Wednesday, December 23, 2009

Piece that begins and ends with partial listing of season-specific sensations


Knuckle skin cracking from dry winter air; lips a mess

Smell of car heater air mixed with chlorine smell coming from me, after lap swimming, wet hair under my hat stiff brushes sticking to wool of hat

White, white light—so diffuse, is it seeping in at the horizons? Whole sky one cloud sweater. Then all light pinkish at night before blue, and then total black, save lights from the refinery, like a carnival cruise ship come in to dock in the middle of town, white spume and Olympic torch, nude fire blast like fog horn

Total dearth of street lights. Blank windows like black paintings on our walls. Inside house at night, lights out, coffee table vs. shins

Most corn fields in sight from the road hacked down to stubble, but tractors still float past at morning intersections. Picking through New Year’s this year

Smell of fully melted pumpkin seeping over my desk

Shock and then even a little anger at mini, inflatable holiday nativity scene tethered, like hot-air balloon, to the courthouse lawn of our town. Then amusement at sight of it in daytime, deflated. (How seriously can we take these culture wars?)

Also inflated penguins sliding atop inflated mailbox, waving letters to Santa in the direction of the post office, courthouse south lawn

Winter branches, first top-frost of snow, grass blades and mud still poked up through; neighbor kids on their trampoline bouncing the shards of an ice puddle

Whole dead deer on highways, backs twisted acrobatically

Coming to full stop at a desolate country four-way, accelerating again all the way back up to highway speed

Letter to the editor: Our Christmas spirit needs revitalized. We’re the only town with no Christmas tree? And those same old wire snowflakes.

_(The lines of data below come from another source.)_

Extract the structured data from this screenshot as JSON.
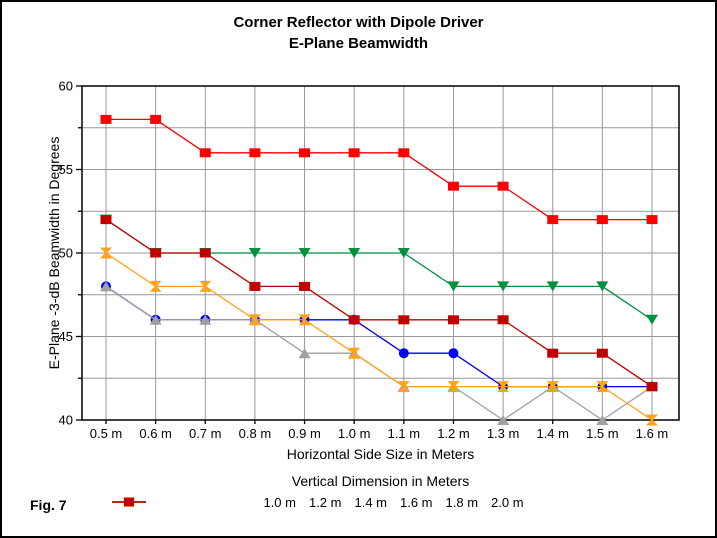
{
  "figure": {
    "title_line1": "Corner Reflector with Dipole Driver",
    "title_line2": "E-Plane Beamwidth",
    "fig_label": "Fig. 7"
  },
  "chart_data": {
    "type": "line",
    "title": "Corner Reflector with Dipole Driver",
    "subtitle": "E-Plane Beamwidth",
    "xlabel": "Horizontal Side Size in Meters",
    "ylabel": "E-Plane -3-dB Beamwidth in Degrees",
    "legend_title": "Vertical Dimension in Meters",
    "legend_position": "bottom",
    "grid": true,
    "categories": [
      "0.5 m",
      "0.6 m",
      "0.7 m",
      "0.8 m",
      "0.9 m",
      "1.0 m",
      "1.1 m",
      "1.2 m",
      "1.3 m",
      "1.4 m",
      "1.5 m",
      "1.6 m"
    ],
    "x_values": [
      0.5,
      0.6,
      0.7,
      0.8,
      0.9,
      1.0,
      1.1,
      1.2,
      1.3,
      1.4,
      1.5,
      1.6
    ],
    "ylim": [
      40,
      60
    ],
    "y_major_ticks": [
      40,
      45,
      50,
      55,
      60
    ],
    "y_grid_interval": 2.5,
    "series": [
      {
        "name": "1.0 m",
        "color": "#FF0000",
        "marker": "square",
        "values": [
          58,
          58,
          56,
          56,
          56,
          56,
          56,
          54,
          54,
          52,
          52,
          52
        ]
      },
      {
        "name": "1.2 m",
        "color": "#009040",
        "marker": "triangle-down",
        "values": [
          52,
          50,
          50,
          50,
          50,
          50,
          50,
          48,
          48,
          48,
          48,
          46
        ]
      },
      {
        "name": "1.4 m",
        "color": "#0000F0",
        "marker": "circle",
        "values": [
          48,
          46,
          46,
          46,
          46,
          46,
          44,
          44,
          42,
          42,
          42,
          42
        ]
      },
      {
        "name": "1.6 m",
        "color": "#A0A0A0",
        "marker": "triangle-up",
        "values": [
          48,
          46,
          46,
          46,
          44,
          44,
          42,
          42,
          40,
          42,
          40,
          42
        ]
      },
      {
        "name": "1.8 m",
        "color": "#FFA21E",
        "marker": "hourglass",
        "values": [
          50,
          48,
          48,
          46,
          46,
          44,
          42,
          42,
          42,
          42,
          42,
          40
        ]
      },
      {
        "name": "2.0 m",
        "color": "#C00000",
        "marker": "square",
        "values": [
          52,
          50,
          50,
          48,
          48,
          46,
          46,
          46,
          46,
          44,
          44,
          42
        ]
      }
    ],
    "colors": {
      "grid": "#999999",
      "axis": "#000000",
      "text": "#000000",
      "background": "#FFFFFF"
    }
  }
}
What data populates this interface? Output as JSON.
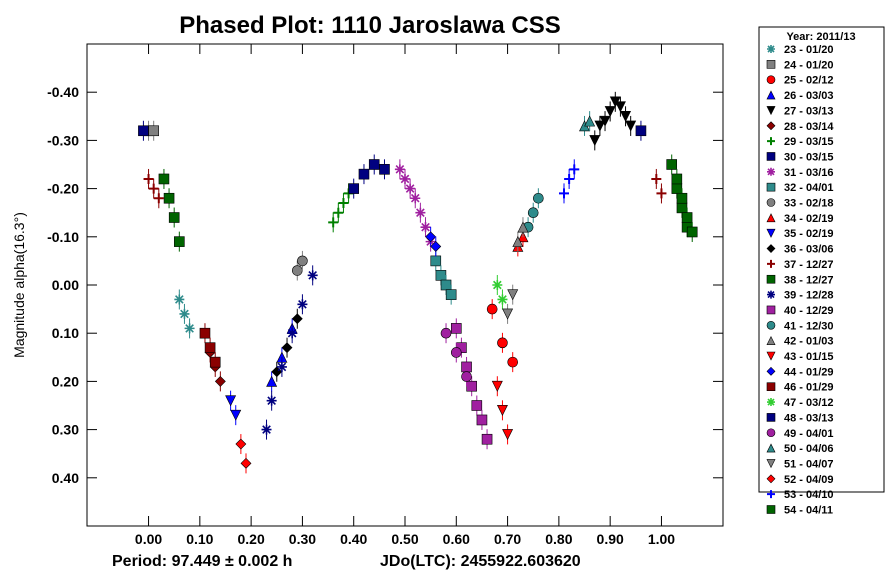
{
  "chart_data": {
    "type": "scatter",
    "title": "Phased Plot: 1110 Jaroslawa CSS",
    "ylabel": "Magnitude alpha(16.3°)",
    "xlabel": "",
    "xlim": [
      -0.12,
      1.12
    ],
    "ylim": [
      -0.5,
      0.5
    ],
    "y_inverted": true,
    "x_ticks": [
      "0.00",
      "0.10",
      "0.20",
      "0.30",
      "0.40",
      "0.50",
      "0.60",
      "0.70",
      "0.80",
      "0.90",
      "1.00"
    ],
    "x_tick_values": [
      0.0,
      0.1,
      0.2,
      0.3,
      0.4,
      0.5,
      0.6,
      0.7,
      0.8,
      0.9,
      1.0
    ],
    "y_ticks": [
      "-0.40",
      "-0.30",
      "-0.20",
      "-0.10",
      "0.00",
      "0.10",
      "0.20",
      "0.30",
      "0.40"
    ],
    "y_tick_values": [
      -0.4,
      -0.3,
      -0.2,
      -0.1,
      0.0,
      0.1,
      0.2,
      0.3,
      0.4
    ],
    "footer_period": "Period: 97.449 ± 0.002 h",
    "footer_jdo": "JDo(LTC): 2455922.603620",
    "legend_title": "Year: 2011/13",
    "legend_position": "right",
    "series": [
      {
        "name": "23 - 01/20",
        "marker": "star",
        "color": "#2e8b8b",
        "points": [
          [
            0.06,
            0.03
          ],
          [
            0.07,
            0.06
          ],
          [
            0.08,
            0.09
          ]
        ]
      },
      {
        "name": "24 - 01/20",
        "marker": "square",
        "color": "#808080",
        "points": [
          [
            0.0,
            -0.32
          ],
          [
            0.01,
            -0.32
          ]
        ]
      },
      {
        "name": "25 - 02/12",
        "marker": "circle",
        "color": "#ff0000",
        "points": [
          [
            0.67,
            0.05
          ],
          [
            0.69,
            0.12
          ],
          [
            0.71,
            0.16
          ]
        ]
      },
      {
        "name": "26 - 03/03",
        "marker": "triangle",
        "color": "#0000ff",
        "points": [
          [
            0.24,
            0.2
          ],
          [
            0.26,
            0.15
          ],
          [
            0.28,
            0.09
          ]
        ]
      },
      {
        "name": "27 - 03/13",
        "marker": "triangle-down",
        "color": "#000000",
        "points": [
          [
            0.87,
            -0.3
          ],
          [
            0.88,
            -0.33
          ],
          [
            0.89,
            -0.34
          ],
          [
            0.9,
            -0.36
          ],
          [
            0.91,
            -0.38
          ],
          [
            0.92,
            -0.37
          ],
          [
            0.93,
            -0.35
          ],
          [
            0.94,
            -0.33
          ]
        ]
      },
      {
        "name": "28 - 03/14",
        "marker": "diamond",
        "color": "#8b0000",
        "points": [
          [
            0.12,
            0.14
          ],
          [
            0.13,
            0.17
          ],
          [
            0.14,
            0.2
          ]
        ]
      },
      {
        "name": "29 - 03/15",
        "marker": "plus",
        "color": "#008000",
        "points": [
          [
            0.36,
            -0.13
          ],
          [
            0.37,
            -0.15
          ],
          [
            0.38,
            -0.17
          ],
          [
            0.39,
            -0.19
          ]
        ]
      },
      {
        "name": "30 - 03/15",
        "marker": "square",
        "color": "#000080",
        "points": [
          [
            -0.01,
            -0.32
          ],
          [
            0.96,
            -0.32
          ]
        ]
      },
      {
        "name": "31 - 03/16",
        "marker": "star",
        "color": "#a020a0",
        "points": [
          [
            0.49,
            -0.24
          ],
          [
            0.5,
            -0.22
          ],
          [
            0.51,
            -0.2
          ],
          [
            0.52,
            -0.18
          ],
          [
            0.53,
            -0.15
          ],
          [
            0.54,
            -0.12
          ],
          [
            0.55,
            -0.09
          ]
        ]
      },
      {
        "name": "32 - 04/01",
        "marker": "square",
        "color": "#2e8b8b",
        "points": [
          [
            0.56,
            -0.05
          ],
          [
            0.57,
            -0.02
          ],
          [
            0.58,
            0.0
          ],
          [
            0.59,
            0.02
          ]
        ]
      },
      {
        "name": "33 - 02/18",
        "marker": "circle",
        "color": "#808080",
        "points": [
          [
            0.29,
            -0.03
          ],
          [
            0.3,
            -0.05
          ]
        ]
      },
      {
        "name": "34 - 02/19",
        "marker": "triangle",
        "color": "#ff0000",
        "points": [
          [
            0.72,
            -0.08
          ],
          [
            0.73,
            -0.1
          ]
        ]
      },
      {
        "name": "35 - 02/19",
        "marker": "triangle-down",
        "color": "#0000ff",
        "points": [
          [
            0.16,
            0.24
          ],
          [
            0.17,
            0.27
          ]
        ]
      },
      {
        "name": "36 - 03/06",
        "marker": "diamond",
        "color": "#000000",
        "points": [
          [
            0.25,
            0.18
          ],
          [
            0.27,
            0.13
          ],
          [
            0.29,
            0.07
          ]
        ]
      },
      {
        "name": "37 - 12/27",
        "marker": "plus",
        "color": "#8b0000",
        "points": [
          [
            0.0,
            -0.22
          ],
          [
            0.01,
            -0.2
          ],
          [
            0.02,
            -0.18
          ],
          [
            0.99,
            -0.22
          ],
          [
            1.0,
            -0.19
          ]
        ]
      },
      {
        "name": "38 - 12/27",
        "marker": "square",
        "color": "#006400",
        "points": [
          [
            0.03,
            -0.22
          ],
          [
            0.04,
            -0.18
          ],
          [
            0.05,
            -0.14
          ],
          [
            0.06,
            -0.09
          ],
          [
            1.03,
            -0.2
          ],
          [
            1.04,
            -0.16
          ],
          [
            1.05,
            -0.12
          ]
        ]
      },
      {
        "name": "39 - 12/28",
        "marker": "star",
        "color": "#000080",
        "points": [
          [
            0.23,
            0.3
          ],
          [
            0.24,
            0.24
          ],
          [
            0.26,
            0.17
          ],
          [
            0.28,
            0.1
          ],
          [
            0.3,
            0.04
          ],
          [
            0.32,
            -0.02
          ]
        ]
      },
      {
        "name": "40 - 12/29",
        "marker": "square",
        "color": "#a020a0",
        "points": [
          [
            0.6,
            0.09
          ],
          [
            0.61,
            0.13
          ],
          [
            0.62,
            0.17
          ],
          [
            0.63,
            0.21
          ],
          [
            0.64,
            0.25
          ],
          [
            0.65,
            0.28
          ],
          [
            0.66,
            0.32
          ]
        ]
      },
      {
        "name": "41 - 12/30",
        "marker": "circle",
        "color": "#2e8b8b",
        "points": [
          [
            0.74,
            -0.12
          ],
          [
            0.75,
            -0.15
          ],
          [
            0.76,
            -0.18
          ]
        ]
      },
      {
        "name": "42 - 01/03",
        "marker": "triangle",
        "color": "#808080",
        "points": [
          [
            0.72,
            -0.09
          ],
          [
            0.73,
            -0.12
          ]
        ]
      },
      {
        "name": "43 - 01/15",
        "marker": "triangle-down",
        "color": "#ff0000",
        "points": [
          [
            0.68,
            0.21
          ],
          [
            0.69,
            0.26
          ],
          [
            0.7,
            0.31
          ]
        ]
      },
      {
        "name": "44 - 01/29",
        "marker": "diamond",
        "color": "#0000ff",
        "points": [
          [
            0.55,
            -0.1
          ],
          [
            0.56,
            -0.08
          ]
        ]
      },
      {
        "name": "46 - 01/29",
        "marker": "square",
        "color": "#8b0000",
        "points": [
          [
            0.11,
            0.1
          ],
          [
            0.12,
            0.13
          ],
          [
            0.13,
            0.16
          ]
        ]
      },
      {
        "name": "47 - 03/12",
        "marker": "star",
        "color": "#32cd32",
        "points": [
          [
            0.68,
            0.0
          ],
          [
            0.69,
            0.03
          ]
        ]
      },
      {
        "name": "48 - 03/13",
        "marker": "square",
        "color": "#000080",
        "points": [
          [
            0.4,
            -0.2
          ],
          [
            0.42,
            -0.23
          ],
          [
            0.44,
            -0.25
          ],
          [
            0.46,
            -0.24
          ]
        ]
      },
      {
        "name": "49 - 04/01",
        "marker": "circle",
        "color": "#a020a0",
        "points": [
          [
            0.58,
            0.1
          ],
          [
            0.6,
            0.14
          ],
          [
            0.62,
            0.19
          ]
        ]
      },
      {
        "name": "50 - 04/06",
        "marker": "triangle",
        "color": "#2e8b8b",
        "points": [
          [
            0.85,
            -0.33
          ],
          [
            0.86,
            -0.34
          ]
        ]
      },
      {
        "name": "51 - 04/07",
        "marker": "triangle-down",
        "color": "#808080",
        "points": [
          [
            0.7,
            0.06
          ],
          [
            0.71,
            0.02
          ]
        ]
      },
      {
        "name": "52 - 04/09",
        "marker": "diamond",
        "color": "#ff0000",
        "points": [
          [
            0.19,
            0.37
          ],
          [
            0.18,
            0.33
          ]
        ]
      },
      {
        "name": "53 - 04/10",
        "marker": "plus",
        "color": "#0000ff",
        "points": [
          [
            0.81,
            -0.19
          ],
          [
            0.82,
            -0.22
          ],
          [
            0.83,
            -0.24
          ]
        ]
      },
      {
        "name": "54 - 04/11",
        "marker": "square",
        "color": "#006400",
        "points": [
          [
            1.02,
            -0.25
          ],
          [
            1.03,
            -0.22
          ],
          [
            1.04,
            -0.18
          ],
          [
            1.05,
            -0.14
          ],
          [
            1.06,
            -0.11
          ]
        ]
      }
    ]
  }
}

Christmas office party treats made with Eagle Brand, Tostitos Queso, marshmallows. I make a dessert with Vanilla wafers.

Trips through many towns, all the way to Iowa for Thanksgiving, up to Wisconsin and Minnesota for Christmas and New Years. One wonderful absence from list of seasonal sensations: airports. Anything airport related. Motoring (still, with our Oregon plates) through towns with names like Oblong, Eureka, Montezuma, Mount Pulaski, each with its own water tower, grain elevator, church steeples, Dollar General. At every town entrance, proclamations of local high school greats: division-clinching girls’ softball program; state champion football team; a pole vaulter, a wrestler. Along the main streets, names of more young people, each nailed to its own telephone pole with a yellow ribbon.

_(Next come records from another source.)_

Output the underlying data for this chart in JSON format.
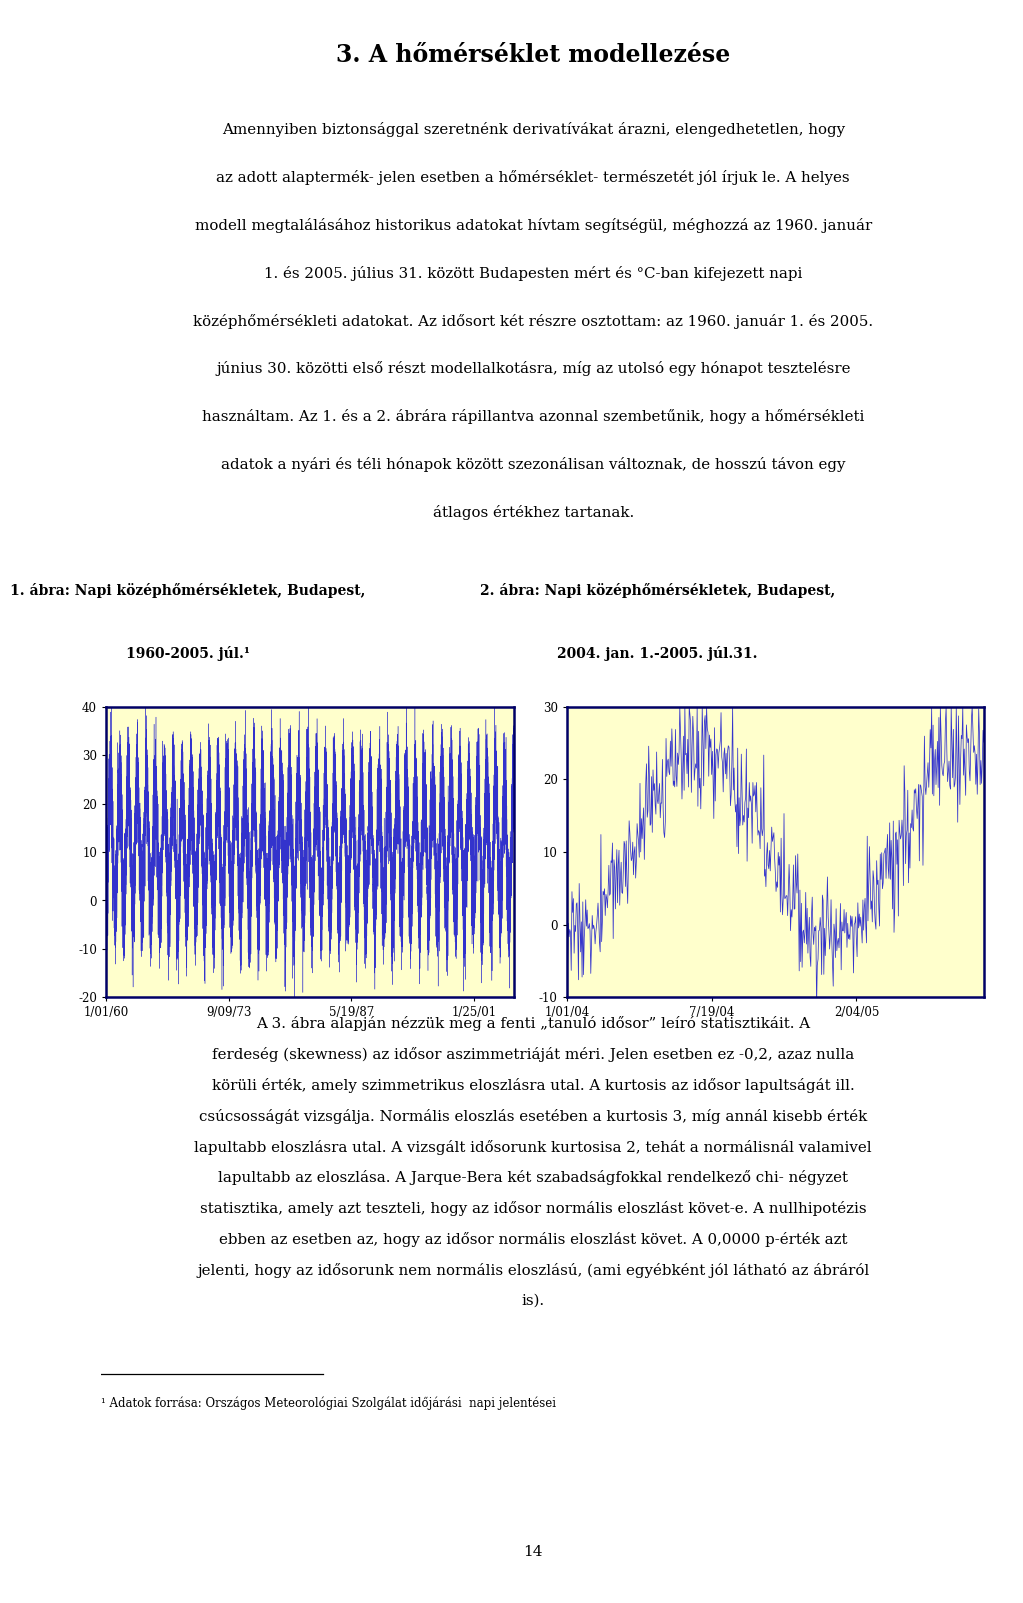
{
  "title": "3. A hőmérséklet modellezése",
  "fig1_title_line1": "1. ábra: Napi középhőmérsékletek, Budapest,",
  "fig1_title_line2": "1960-2005. júl.¹",
  "fig2_title_line1": "2. ábra: Napi középhőmérsékletek, Budapest,",
  "fig2_title_line2": "2004. jan. 1.-2005. júl.31.",
  "chart1_ylim": [
    -20,
    40
  ],
  "chart1_yticks": [
    -20,
    -10,
    0,
    10,
    20,
    30,
    40
  ],
  "chart1_xtick_labels": [
    "1/01/60",
    "9/09/73",
    "5/19/87",
    "1/25/01"
  ],
  "chart2_ylim": [
    -10,
    30
  ],
  "chart2_yticks": [
    -10,
    0,
    10,
    20,
    30
  ],
  "chart2_xtick_labels": [
    "1/01/04",
    "7/19/04",
    "2/04/05"
  ],
  "body1": [
    "Amennyiben biztonsággal szeretnénk derivatívákat árazni, elengedhetetlen, hogy",
    "az adott alaptermék- jelen esetben a hőmérséklet- természetét jól írjuk le. A helyes",
    "modell megtalálásához historikus adatokat hívtam segítségül, méghozzá az 1960. január",
    "1. és 2005. július 31. között Budapesten mért és °C-ban kifejezett napi",
    "középhőmérsékleti adatokat. Az idősort két részre osztottam: az 1960. január 1. és 2005.",
    "június 30. közötti első részt modellalkotásra, míg az utolsó egy hónapot tesztelésre",
    "használtam. Az 1. és a 2. ábrára rápillantva azonnal szembetűnik, hogy a hőmérsékleti",
    "adatok a nyári és téli hónapok között szezonálisan változnak, de hosszú távon egy",
    "átlagos értékhez tartanak."
  ],
  "body2": [
    "A 3. ábra alapján nézzük meg a fenti „tanuló idősor” leíró statisztikáit. A",
    "ferdeség (skewness) az idősor aszimmetriáját méri. Jelen esetben ez -0,2, azaz nulla",
    "körüli érték, amely szimmetrikus eloszlásra utal. A kurtosis az idősor lapultságát ill.",
    "csúcsosságát vizsgálja. Normális eloszlás esetében a kurtosis 3, míg annál kisebb érték",
    "lapultabb eloszlásra utal. A vizsgált idősorunk kurtosisa 2, tehát a normálisnál valamivel",
    "lapultabb az eloszlása. A Jarque-Bera két szabadságfokkal rendelkező chi- négyzet",
    "statisztika, amely azt teszteli, hogy az idősor normális eloszlást követ-e. A nullhipotézis",
    "ebben az esetben az, hogy az idősor normális eloszlást követ. A 0,0000 p-érték azt",
    "jelenti, hogy az idősorunk nem normális eloszlású, (ami egyébként jól látható az ábráról",
    "is)."
  ],
  "footnote": "¹ Adatok forrása: Országos Meteorológiai Szolgálat időjárási  napi jelentései",
  "page_number": "14",
  "chart_bg": "#ffffcc",
  "chart_border": "#000066",
  "line_color": "#3333cc",
  "text_color": "#000000"
}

Invitation to a living nativity stuck in our back door. Will there be live donkey? Someone’s real baby? We are actually curious and want to go, but fall asleep on our couch.

When we visit the main streets—Story City, Iowa; Palestine, Illinois; Vincennes, Indiana—we get the feeling shop owners are calling ahead to one another down the line, letting them know we’re coming, though we’re really not buying much of anything. In Vincennes, we are given free peanuts in a newspaper cone, and organ music is piped out over the sidewalk. T buys a cast iron pot, and the clerk teases me: Now what will he want me to cook? Even the small PC repair shop seems to be in the antique business, even the record store, where the gray-ponytailed clerk/owner ambitiously offers to mail me a copy of the Dylan Christmas album on Tuesday, once it comes in (which he does, though not after calling me on Monday to assure me it’s coming). A woman in a thrift/Antique store has set up a murder scene from a famous play we do not know, but which once appeared at the local theatre currently being restored, she told us as if we knew all about that theatre. There are antique gun and blood and poker chips and liquor bottles on an antique bed. She has also turned off the heat in the shop. We drift through with our hands shoved under our armpits, searching for something we can pay her for. Her inventory includes remnants of her real life. She jokes about how she inherited the china in the glass case from an in-law, earning the set after decades of hand washing each piece after holiday gatherings, never breaking a one. Of course she’s the last one living of that clan too. That, she reflects, is also why.